His grotesquely scarred muzzle was tilted up at her, as if daring her to move and he was panting in short, nervy snorts. Annie felt a shiver at the nape of her neck and the horse seemed to sense it too for now he pinned back his ears and leered at her in a toothy, gothic parody of threat.
Annie looked into his eyes with their blood-crazed whites and for the first time in her life knew how one might come to believe in the devil.
Chapter Five
The meeting had been dragging on for almost an hour and Annie was bored. There were people perched all around her office, locked in a fierce and esoteric debate about which particular shade of pink would look best on an upcoming cover. The competing mock-ups were laid out before them. Annie thought they all looked vile.
'I just don't think our readers are Day-Glo kind of people,' somebody was saying. The art director, who clearly did think so, was getting more and more defensive.

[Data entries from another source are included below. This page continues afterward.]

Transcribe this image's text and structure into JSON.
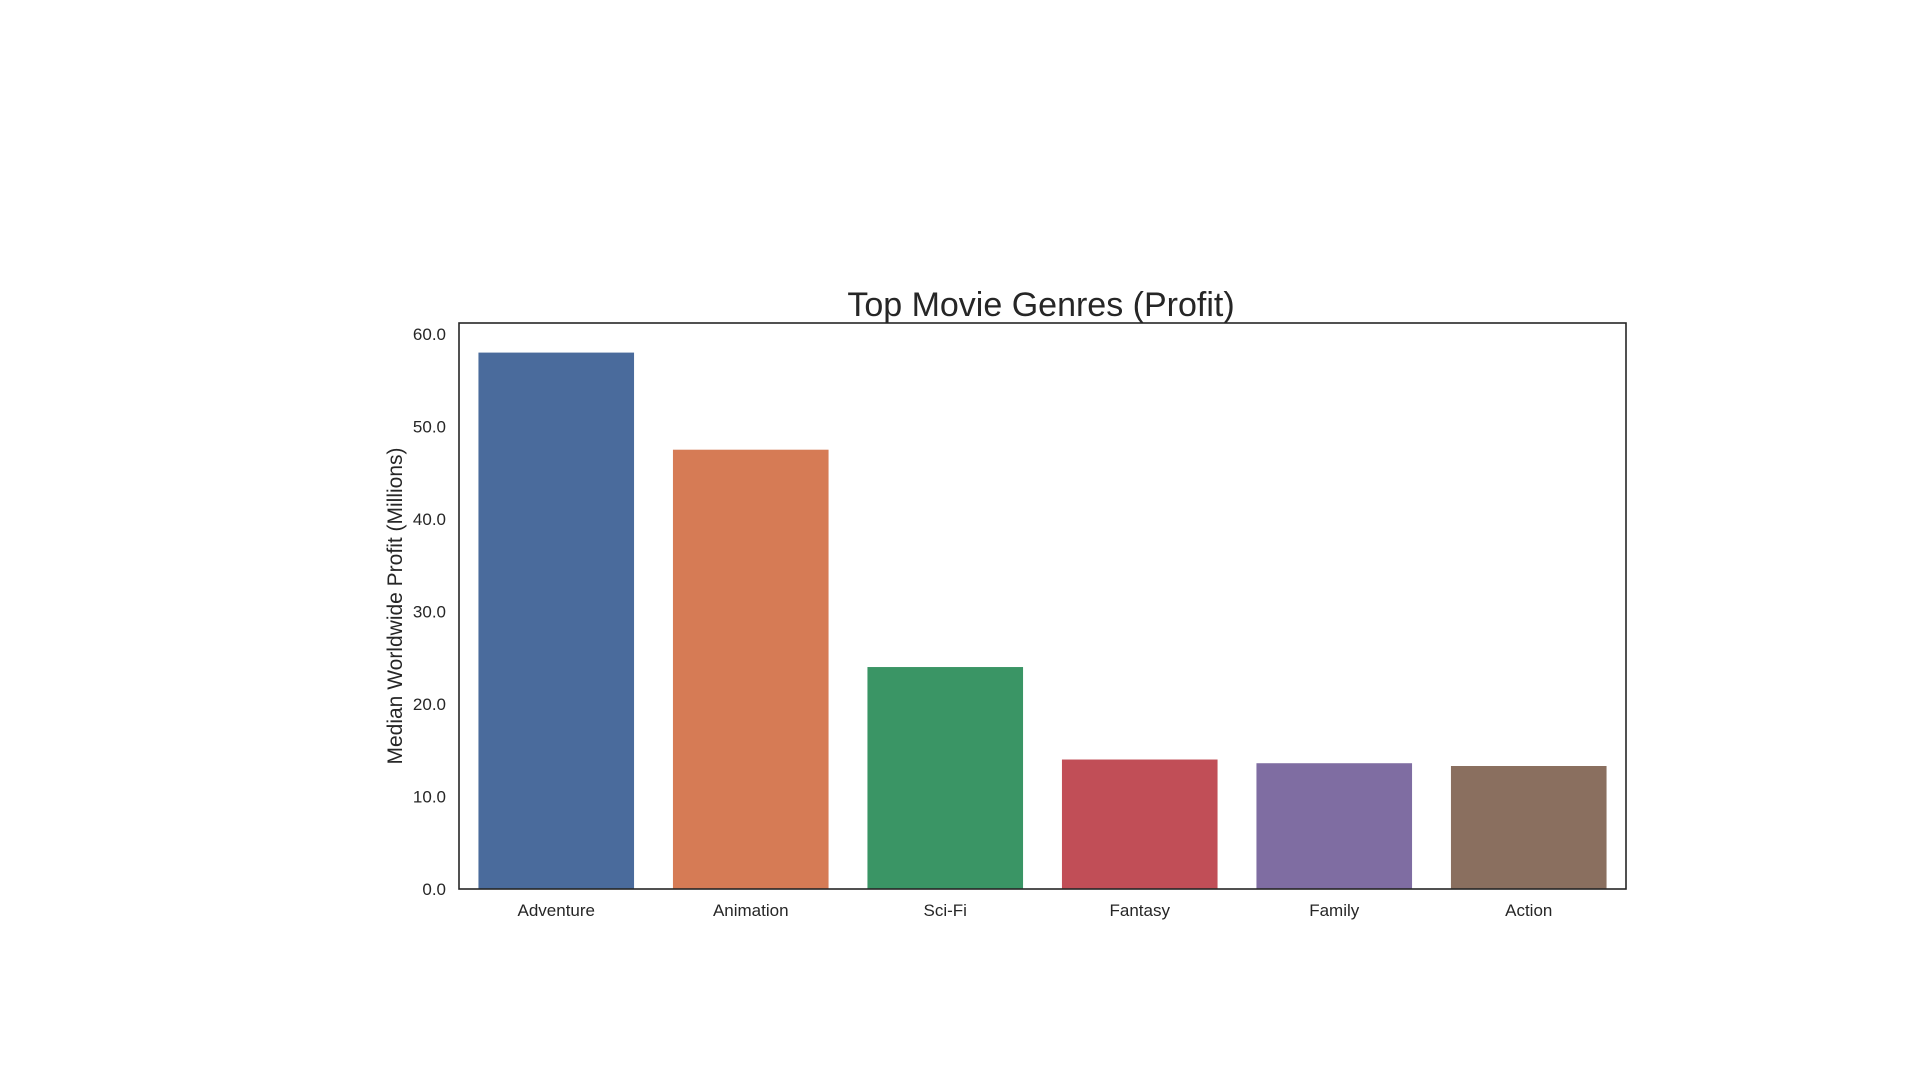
{
  "chart_data": {
    "type": "bar",
    "title": "Top Movie Genres (Profit)",
    "xlabel": "",
    "ylabel": "Median Worldwide Profit (Millions)",
    "categories": [
      "Adventure",
      "Animation",
      "Sci-Fi",
      "Fantasy",
      "Family",
      "Action"
    ],
    "values": [
      58.0,
      47.5,
      24.0,
      14.0,
      13.6,
      13.3
    ],
    "ylim": [
      0,
      61.2
    ],
    "yticks": [
      0,
      10,
      20,
      30,
      40,
      50,
      60
    ],
    "ytick_labels": [
      "0.0",
      "10.0",
      "20.0",
      "30.0",
      "40.0",
      "50.0",
      "60.0"
    ],
    "colors": [
      "#4a6b9c",
      "#d67b55",
      "#3a9565",
      "#c14e57",
      "#7f6da2",
      "#8a6f5f"
    ],
    "grid": false,
    "legend": "none"
  }
}
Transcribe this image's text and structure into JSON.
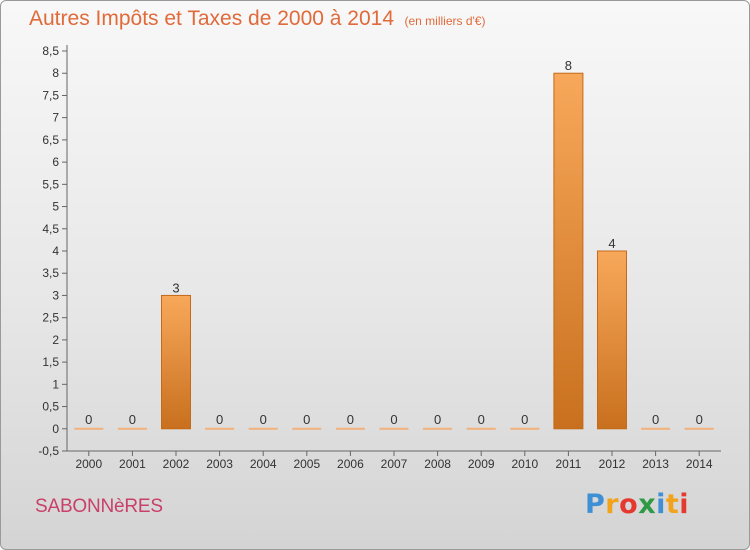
{
  "header": {
    "title": "Autres Impôts et Taxes de 2000 à 2014",
    "unit": "(en milliers d'€)"
  },
  "footer": {
    "commune": "SABONNèRES",
    "brand_letters": [
      {
        "ch": "P",
        "color": "#3f8fd4"
      },
      {
        "ch": "r",
        "color": "#f2a21b"
      },
      {
        "ch": "o",
        "color": "#e5392f"
      },
      {
        "ch": "x",
        "color": "#2e9a46"
      },
      {
        "ch": "i",
        "color": "#3f8fd4"
      },
      {
        "ch": "t",
        "color": "#f2a21b"
      },
      {
        "ch": "i",
        "color": "#e5392f"
      }
    ]
  },
  "colors": {
    "bar_light": "#f8a85a",
    "bar_dark": "#c8701e",
    "bar_border": "#c46a1a",
    "zero_bar": "#f2b07a",
    "axis": "#666666"
  },
  "chart_data": {
    "type": "bar",
    "categories": [
      "2000",
      "2001",
      "2002",
      "2003",
      "2004",
      "2005",
      "2006",
      "2007",
      "2008",
      "2009",
      "2010",
      "2011",
      "2012",
      "2013",
      "2014"
    ],
    "values": [
      0,
      0,
      3,
      0,
      0,
      0,
      0,
      0,
      0,
      0,
      0,
      8,
      4,
      0,
      0
    ],
    "data_labels": [
      "0",
      "0",
      "3",
      "0",
      "0",
      "0",
      "0",
      "0",
      "0",
      "0",
      "0",
      "8",
      "4",
      "0",
      "0"
    ],
    "yticks": [
      -0.5,
      0,
      0.5,
      1,
      1.5,
      2,
      2.5,
      3,
      3.5,
      4,
      4.5,
      5,
      5.5,
      6,
      6.5,
      7,
      7.5,
      8,
      8.5
    ],
    "ytick_labels": [
      "-0,5",
      "0",
      "0,5",
      "1",
      "1,5",
      "2",
      "2,5",
      "3",
      "3,5",
      "4",
      "4,5",
      "5",
      "5,5",
      "6",
      "6,5",
      "7",
      "7,5",
      "8",
      "8,5"
    ],
    "ylim": [
      -0.5,
      8.5
    ],
    "title": "Autres Impôts et Taxes de 2000 à 2014",
    "xlabel": "",
    "ylabel": "",
    "grid": false
  }
}
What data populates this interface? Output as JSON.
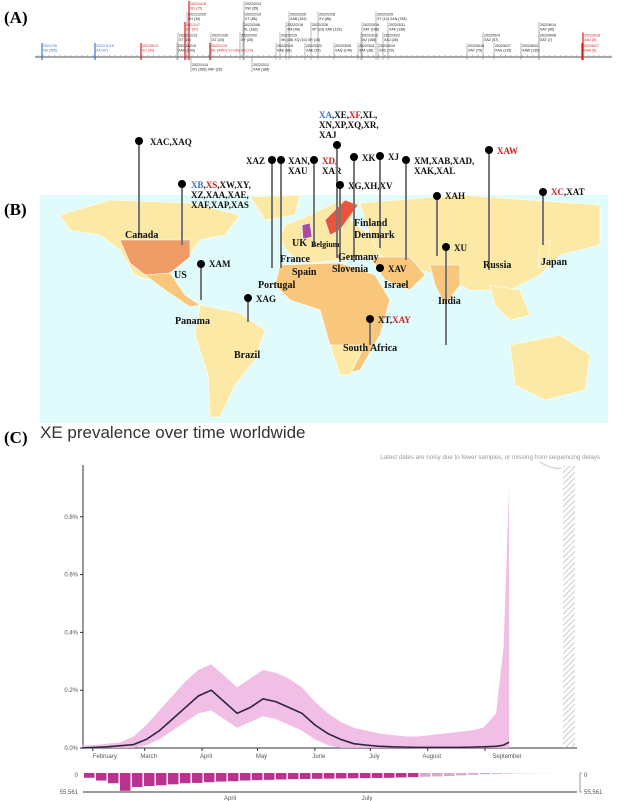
{
  "panels": {
    "a": "(A)",
    "b": "(B)",
    "c": "(C)"
  },
  "timeline": {
    "events": [
      {
        "date": "2021/7/6",
        "label": "XB (355)",
        "color": "#3b6fc4"
      },
      {
        "date": "2021/11/18",
        "label": "XA (47)",
        "color": "#3b6fc4"
      },
      {
        "date": "2021/8/12",
        "label": "XC (42)",
        "color": "#d01c1c"
      },
      {
        "date": "2021/12/10",
        "label": "XAG (193)",
        "color": "#888"
      },
      {
        "date": "2021/12/20",
        "label": "XH (34)",
        "color": "#888"
      },
      {
        "date": "2021/12/13",
        "label": "XT (24)",
        "color": "#888"
      },
      {
        "date": "2021/1/7",
        "label": "XF (47)",
        "color": "#d01c1c"
      },
      {
        "date": "2021/11/8",
        "label": "XD (75)",
        "color": "#d01c1c"
      },
      {
        "date": "2022/1/14",
        "label": "XG (359) XAF (29)",
        "color": "#888"
      },
      {
        "date": "2022/1/19",
        "label": "XE (4957) XJ (96) XS (73)",
        "color": "#d01c1c"
      },
      {
        "date": "2022/1/30",
        "label": "XZ (24)",
        "color": "#888"
      },
      {
        "date": "2022/2/02",
        "label": "XY (30)",
        "color": "#888"
      },
      {
        "date": "2022/2/06",
        "label": "XL (183)",
        "color": "#888"
      },
      {
        "date": "2022/2/10",
        "label": "XT (86)",
        "color": "#888"
      },
      {
        "date": "2022/2/12",
        "label": "XAA (188)",
        "color": "#888"
      },
      {
        "date": "2022/2/13",
        "label": "XW (35)",
        "color": "#888"
      },
      {
        "date": "2022/2/15",
        "label": "XK (38) XQ (10) XR (10)",
        "color": "#888"
      },
      {
        "date": "2022/2/18",
        "label": "XM (48)",
        "color": "#888"
      },
      {
        "date": "2022/2/19",
        "label": "XAE (86)",
        "color": "#888"
      },
      {
        "date": "2022/2/22",
        "label": "XAE (25)",
        "color": "#888"
      },
      {
        "date": "2022/2/25",
        "label": "XAB (163)",
        "color": "#888"
      },
      {
        "date": "2022/2/26",
        "label": "XP (23) XAK (133)",
        "color": "#888"
      },
      {
        "date": "2022/2/28",
        "label": "XV (86)",
        "color": "#888"
      },
      {
        "date": "2022/3/05",
        "label": "XAQ (149)",
        "color": "#888"
      },
      {
        "date": "2022/3/11",
        "label": "XAF (36)",
        "color": "#888"
      },
      {
        "date": "2022/3/13",
        "label": "XU (168)",
        "color": "#888"
      },
      {
        "date": "2022/3/16",
        "label": "XAT (148)",
        "color": "#888"
      },
      {
        "date": "2022/3/19",
        "label": "XAC (29)",
        "color": "#888"
      },
      {
        "date": "2022/3/22",
        "label": "XAJ (28)",
        "color": "#888"
      },
      {
        "date": "2022/3/25",
        "label": "XT (13) XAN (784)",
        "color": "#888"
      },
      {
        "date": "2022/3/31",
        "label": "XAF (138)",
        "color": "#888"
      },
      {
        "date": "2022/5/16",
        "label": "XAY (79)",
        "color": "#888"
      },
      {
        "date": "2022/5/24",
        "label": "XAZ (57)",
        "color": "#888"
      },
      {
        "date": "2022/5/27",
        "label": "XAS (115)",
        "color": "#888"
      },
      {
        "date": "2022/6/03",
        "label": "XAW (135)",
        "color": "#888"
      },
      {
        "date": "2022/6/08",
        "label": "XAT (7)",
        "color": "#888"
      },
      {
        "date": "2022/6/14",
        "label": "XAY (40)",
        "color": "#888"
      },
      {
        "date": "2022/6/27",
        "label": "XAW (5)",
        "color": "#d01c1c"
      },
      {
        "date": "2022/6/28",
        "label": "XAV (5)",
        "color": "#d01c1c"
      }
    ]
  },
  "map": {
    "colors": {
      "ocean": "#e0fbfb",
      "land": "#fde9a6",
      "mid": "#f9c77c",
      "high": "#ee9b66",
      "top": "#e8553a"
    },
    "annotations": [
      {
        "parts": [
          {
            "t": "XAC,XAQ"
          }
        ]
      },
      {
        "parts": [
          {
            "t": "XB",
            "c": "blue"
          },
          {
            "t": ","
          },
          {
            "t": "XS",
            "c": "red"
          },
          {
            "t": ",XW,XY,"
          },
          {
            "t": "\nXZ,XAA,XAE,\nXAF,XAP,XAS"
          }
        ]
      },
      {
        "parts": [
          {
            "t": "XAM"
          }
        ]
      },
      {
        "parts": [
          {
            "t": "XAG"
          }
        ]
      },
      {
        "parts": [
          {
            "t": "XAZ"
          }
        ]
      },
      {
        "parts": [
          {
            "t": "XAN,\nXAU"
          }
        ]
      },
      {
        "parts": [
          {
            "t": "XD",
            "c": "red"
          },
          {
            "t": ",\nXAR"
          }
        ]
      },
      {
        "parts": [
          {
            "t": "XA",
            "c": "blue"
          },
          {
            "t": ",XE,"
          },
          {
            "t": "XF",
            "c": "red"
          },
          {
            "t": ",XL,\nXN,XP,XQ,XR,\nXAJ"
          }
        ]
      },
      {
        "parts": [
          {
            "t": "XK"
          }
        ]
      },
      {
        "parts": [
          {
            "t": "XG,XH,XV"
          }
        ]
      },
      {
        "parts": [
          {
            "t": "XJ"
          }
        ]
      },
      {
        "parts": [
          {
            "t": "XM,XAB,XAD,\nXAK,XAL"
          }
        ]
      },
      {
        "parts": [
          {
            "t": "XAH"
          }
        ]
      },
      {
        "parts": [
          {
            "t": "XAV"
          }
        ]
      },
      {
        "parts": [
          {
            "t": "XU"
          }
        ]
      },
      {
        "parts": [
          {
            "t": "XT,"
          },
          {
            "t": "XAY",
            "c": "red"
          }
        ]
      },
      {
        "parts": [
          {
            "t": "XAW",
            "c": "red"
          }
        ]
      },
      {
        "parts": [
          {
            "t": "XC",
            "c": "red"
          },
          {
            "t": ",XAT"
          }
        ]
      }
    ],
    "countries": [
      "Canada",
      "US",
      "Panama",
      "Brazil",
      "UK",
      "Belgium",
      "France",
      "Spain",
      "Portugal",
      "Denmark",
      "Finland",
      "Germany",
      "Slovenia",
      "Israel",
      "India",
      "Russia",
      "Japan",
      "South Africa"
    ]
  },
  "chart_data": {
    "type": "area",
    "title": "XE prevalence over time worldwide",
    "note": "Latest dates are noisy due to fewer samples, or missing from sequencing delays",
    "xlabel": "",
    "ylabel": "",
    "x_ticks": [
      "February",
      "March",
      "April",
      "May",
      "June",
      "July",
      "August",
      "September"
    ],
    "y_ticks": [
      "0.0%",
      "0.2%",
      "0.4%",
      "0.6%",
      "0.8%"
    ],
    "ylim": [
      0,
      0.95
    ],
    "x_days": [
      26,
      33,
      40,
      47,
      54,
      61,
      68,
      75,
      82,
      89,
      96,
      103,
      110,
      117,
      124,
      131,
      138,
      145,
      152,
      159,
      166,
      173,
      180,
      187,
      194,
      201,
      208,
      215,
      222,
      229,
      236,
      243,
      250,
      254,
      257
    ],
    "series": [
      {
        "name": "XE prevalence (%)",
        "values": [
          0,
          0.002,
          0.004,
          0.008,
          0.012,
          0.03,
          0.06,
          0.1,
          0.14,
          0.18,
          0.2,
          0.16,
          0.12,
          0.14,
          0.17,
          0.16,
          0.14,
          0.12,
          0.08,
          0.05,
          0.03,
          0.015,
          0.01,
          0.006,
          0.004,
          0.003,
          0.002,
          0.002,
          0.002,
          0.002,
          0.003,
          0.004,
          0.006,
          0.01,
          0.02
        ]
      },
      {
        "name": "upper",
        "values": [
          0.01,
          0.01,
          0.015,
          0.02,
          0.04,
          0.08,
          0.13,
          0.18,
          0.23,
          0.27,
          0.29,
          0.25,
          0.21,
          0.24,
          0.27,
          0.26,
          0.24,
          0.21,
          0.16,
          0.12,
          0.09,
          0.07,
          0.06,
          0.05,
          0.045,
          0.04,
          0.04,
          0.045,
          0.05,
          0.055,
          0.06,
          0.07,
          0.12,
          0.35,
          0.9
        ]
      },
      {
        "name": "lower",
        "values": [
          0,
          0,
          0,
          0,
          0,
          0.01,
          0.03,
          0.06,
          0.09,
          0.12,
          0.13,
          0.1,
          0.07,
          0.09,
          0.11,
          0.1,
          0.08,
          0.06,
          0.03,
          0.01,
          0,
          0,
          0,
          0,
          0,
          0,
          0,
          0,
          0,
          0,
          0,
          0,
          0,
          0,
          0
        ]
      }
    ],
    "samples": {
      "min_label": "0",
      "max_label": "55,561",
      "ticks": [
        "April",
        "July"
      ],
      "values": [
        14000,
        22000,
        30000,
        52000,
        41000,
        38000,
        36000,
        33000,
        30000,
        29000,
        27000,
        25000,
        24000,
        22000,
        21000,
        20000,
        19000,
        18000,
        17500,
        17000,
        16500,
        16000,
        15500,
        15000,
        14500,
        14000,
        13000,
        12000,
        11000,
        10000,
        9000,
        7000,
        5000,
        3500,
        2500,
        1500,
        900,
        500,
        250,
        100
      ]
    }
  }
}
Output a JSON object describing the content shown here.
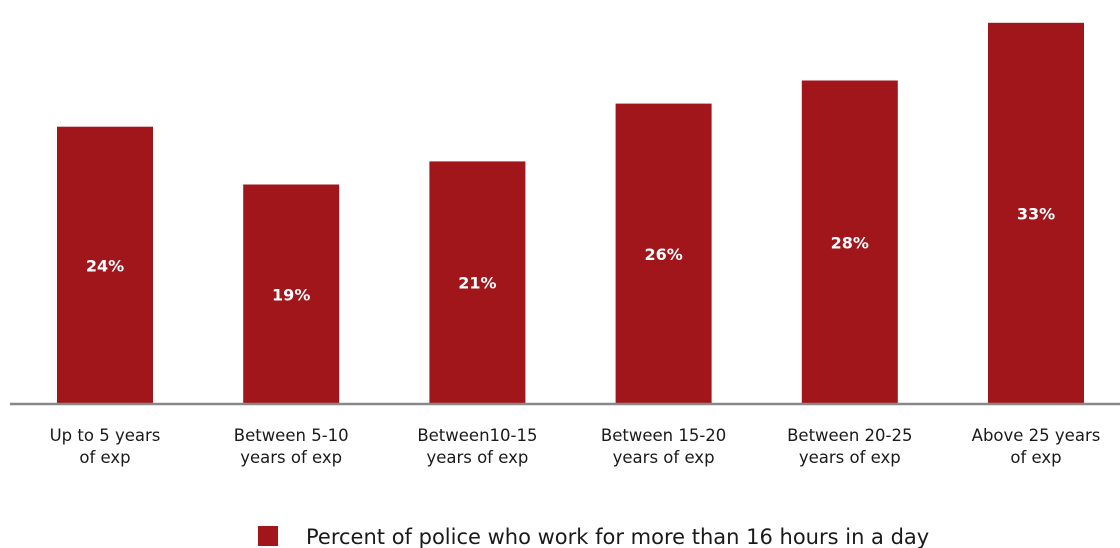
{
  "chart_data": {
    "type": "bar",
    "categories": [
      [
        "Up to 5 years",
        "of exp"
      ],
      [
        "Between 5-10",
        "years of exp"
      ],
      [
        "Between10-15",
        "years of exp"
      ],
      [
        "Between 15-20",
        "years of exp"
      ],
      [
        "Between 20-25",
        "years of exp"
      ],
      [
        "Above 25 years",
        "of exp"
      ]
    ],
    "series": [
      {
        "name": "Percent of police who work for more than 16 hours in a day",
        "values": [
          24,
          19,
          21,
          26,
          28,
          33
        ],
        "value_labels": [
          "24%",
          "19%",
          "21%",
          "26%",
          "28%",
          "33%"
        ]
      }
    ],
    "title": "",
    "xlabel": "",
    "ylabel": "",
    "ylim": [
      0,
      33.5
    ],
    "grid": false,
    "legend_position": "bottom",
    "colors": {
      "bar": "#a0161b",
      "axis": "#888888"
    }
  }
}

'It isn't Day-Glo,' he said. 'It's electric candy.'
'Well I don't think they're electric candy people either. It's too eighties.'
'Eighties? That's absurd!'
Annie would normally have cut it short long before it got to this. She would simply have told them what she thought and that would have been that. The problem was, she was finding it almost impossible to concentrate and, more worryingly, to care.
It had been the same all morning. First there had been a breakfast meeting to make peace with the Hollywood agent whose 'black hole' client had gone berserk at having his profile canceled. Then she'd had the production people in her office for two hours spreading doom about the soaring cost of paper. One of them had been wearing a cologne of such dizzying awfulness that Annie had needed to open all the windows afterward. She could still smell it now.